In past posts, I’ve been talking about Data Warehouses, their basic architecture, and some basic principles that can help you to build one. Today, I want to show you an implementation of Data Warehouse on AWS based on a case study performed a couple of months ago.

This implementation uses AWS S3 as the Data Lake (DL). AWS Glue as the Data Catalog. And AWS Redshift and Redshift Spectrum as the Data Warehouse (DW).

Note: This post can be confusing if you are not familiar with some of the terminology and concepts I’m using here. For further information about this terms and concepts I recommend you to take a look to other posts where these topics are addressed.

建筑 (Architecture)

The architecture followed in this implementation is based on ELT processes. First, the data is extracted from sources, then is loaded into the Data Lake, and finally is transformed in the Data Warehouse.

An abstraction of a Data Warehouse Architecture — Illustration made by the author
The implementation addressed in this post is based on a case study performed a couple of months ago — for more information check this post. The architecture looks like this:

Data Warehouse architecture in AWS — Illustration made by the author

It uses AWS S3 as the DL. AWS Glue as the Data Catalog. And AWS Redshift and Redshift Spectrum as the DW.

Also, it uses Apache Spark for data extraction, Airflow as the orchestrator, and Metabase as a BI tool. But, particularly for this post, the scope is limited to the implementation of the DL and DW.

数据湖 (Data Lake)

The first part of this case study is the Data Lake.


A Data Lake is a repository where data from multiple sources is stored. It allows for working with structured and unstructured data.

In this case study, the Data Lake is used as a staging area allowing for centralizing all different data sources.
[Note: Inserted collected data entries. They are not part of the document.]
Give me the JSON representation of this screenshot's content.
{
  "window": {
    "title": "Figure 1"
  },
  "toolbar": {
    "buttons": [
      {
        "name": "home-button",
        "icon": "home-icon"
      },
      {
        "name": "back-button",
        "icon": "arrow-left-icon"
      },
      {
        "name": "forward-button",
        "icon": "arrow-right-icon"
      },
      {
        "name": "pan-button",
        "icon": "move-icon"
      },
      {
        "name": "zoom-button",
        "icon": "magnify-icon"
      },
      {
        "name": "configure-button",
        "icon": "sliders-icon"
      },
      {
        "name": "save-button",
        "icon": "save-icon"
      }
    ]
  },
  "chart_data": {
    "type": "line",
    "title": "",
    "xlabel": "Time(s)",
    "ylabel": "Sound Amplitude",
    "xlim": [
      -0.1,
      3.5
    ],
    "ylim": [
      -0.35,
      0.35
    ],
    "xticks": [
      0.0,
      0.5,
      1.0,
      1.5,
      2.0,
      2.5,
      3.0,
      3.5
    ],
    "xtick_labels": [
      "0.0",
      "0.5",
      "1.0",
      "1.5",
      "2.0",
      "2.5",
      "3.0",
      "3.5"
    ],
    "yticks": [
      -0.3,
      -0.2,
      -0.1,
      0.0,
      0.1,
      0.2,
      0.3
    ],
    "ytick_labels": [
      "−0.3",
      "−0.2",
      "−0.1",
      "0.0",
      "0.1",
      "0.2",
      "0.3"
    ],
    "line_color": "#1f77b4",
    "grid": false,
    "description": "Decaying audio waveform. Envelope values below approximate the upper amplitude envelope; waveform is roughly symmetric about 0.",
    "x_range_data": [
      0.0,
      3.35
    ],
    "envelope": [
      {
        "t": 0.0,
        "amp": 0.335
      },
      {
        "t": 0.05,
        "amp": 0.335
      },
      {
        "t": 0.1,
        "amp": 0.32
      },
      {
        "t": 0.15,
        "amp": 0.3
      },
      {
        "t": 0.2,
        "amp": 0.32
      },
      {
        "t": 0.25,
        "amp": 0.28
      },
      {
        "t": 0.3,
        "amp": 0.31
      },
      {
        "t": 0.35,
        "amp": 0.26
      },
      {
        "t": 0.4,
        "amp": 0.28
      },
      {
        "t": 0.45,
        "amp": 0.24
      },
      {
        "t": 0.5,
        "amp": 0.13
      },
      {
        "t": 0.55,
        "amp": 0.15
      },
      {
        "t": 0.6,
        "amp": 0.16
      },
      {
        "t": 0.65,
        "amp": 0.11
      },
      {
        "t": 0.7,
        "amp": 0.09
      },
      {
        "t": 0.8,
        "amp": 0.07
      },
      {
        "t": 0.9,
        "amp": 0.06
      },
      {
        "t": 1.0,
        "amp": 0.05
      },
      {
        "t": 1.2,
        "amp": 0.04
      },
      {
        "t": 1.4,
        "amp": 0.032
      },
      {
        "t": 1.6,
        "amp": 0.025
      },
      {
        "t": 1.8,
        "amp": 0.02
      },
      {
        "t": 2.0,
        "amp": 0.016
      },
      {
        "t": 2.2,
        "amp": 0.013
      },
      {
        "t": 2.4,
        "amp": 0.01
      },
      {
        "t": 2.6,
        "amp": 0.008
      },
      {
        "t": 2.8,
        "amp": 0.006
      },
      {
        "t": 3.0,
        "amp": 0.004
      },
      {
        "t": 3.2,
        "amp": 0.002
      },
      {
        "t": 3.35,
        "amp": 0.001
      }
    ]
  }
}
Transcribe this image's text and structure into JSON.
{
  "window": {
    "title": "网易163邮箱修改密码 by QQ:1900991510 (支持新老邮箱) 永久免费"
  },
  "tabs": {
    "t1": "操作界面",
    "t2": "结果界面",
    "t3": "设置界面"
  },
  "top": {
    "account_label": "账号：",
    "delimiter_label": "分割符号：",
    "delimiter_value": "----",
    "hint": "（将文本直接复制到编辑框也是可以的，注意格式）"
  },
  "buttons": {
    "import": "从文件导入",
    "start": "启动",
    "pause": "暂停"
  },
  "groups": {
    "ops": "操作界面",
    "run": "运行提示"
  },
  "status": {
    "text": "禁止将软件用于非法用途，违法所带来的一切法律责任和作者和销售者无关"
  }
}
The data coming from these sources is stored in its original format. There are no transformation processes involved before loading the data into the Data Lake. So, it can be considered as an immutable staging area.

数据湖架构 (Data Lake Architecture)

Data Lake architecture may vary according to your needs. In this case study, a simple architecture is used. It comprises two zones: the raw zone and the sandbox zone.

If you are working with data that has a complex format, e.g., some complex-nested JSON who a creative developer decided to write, you might need to process the data before load it into the Data Warehouse. So, you might need to implement another Data Lake zone. This is what Ben Sharma calls in his book Architecting Data Lakes a refined zone.

But, for now, I’ll keep it simple.


  • The raw zone is where the data is stored in its original format. Then, it is loaded into the Data Warehouse by running some transformation processes on DBT

  • The sandbox zone is where Data Analysts, Data Engineers, or Data Scientists can do some crazy experiments


In the raw zone, the data is partitioned according to the source where it comes from and to the day when it is loaded, e.g., files from a source named “source” loaded on September 15th, 2020 are stored in /source/2020/09/15.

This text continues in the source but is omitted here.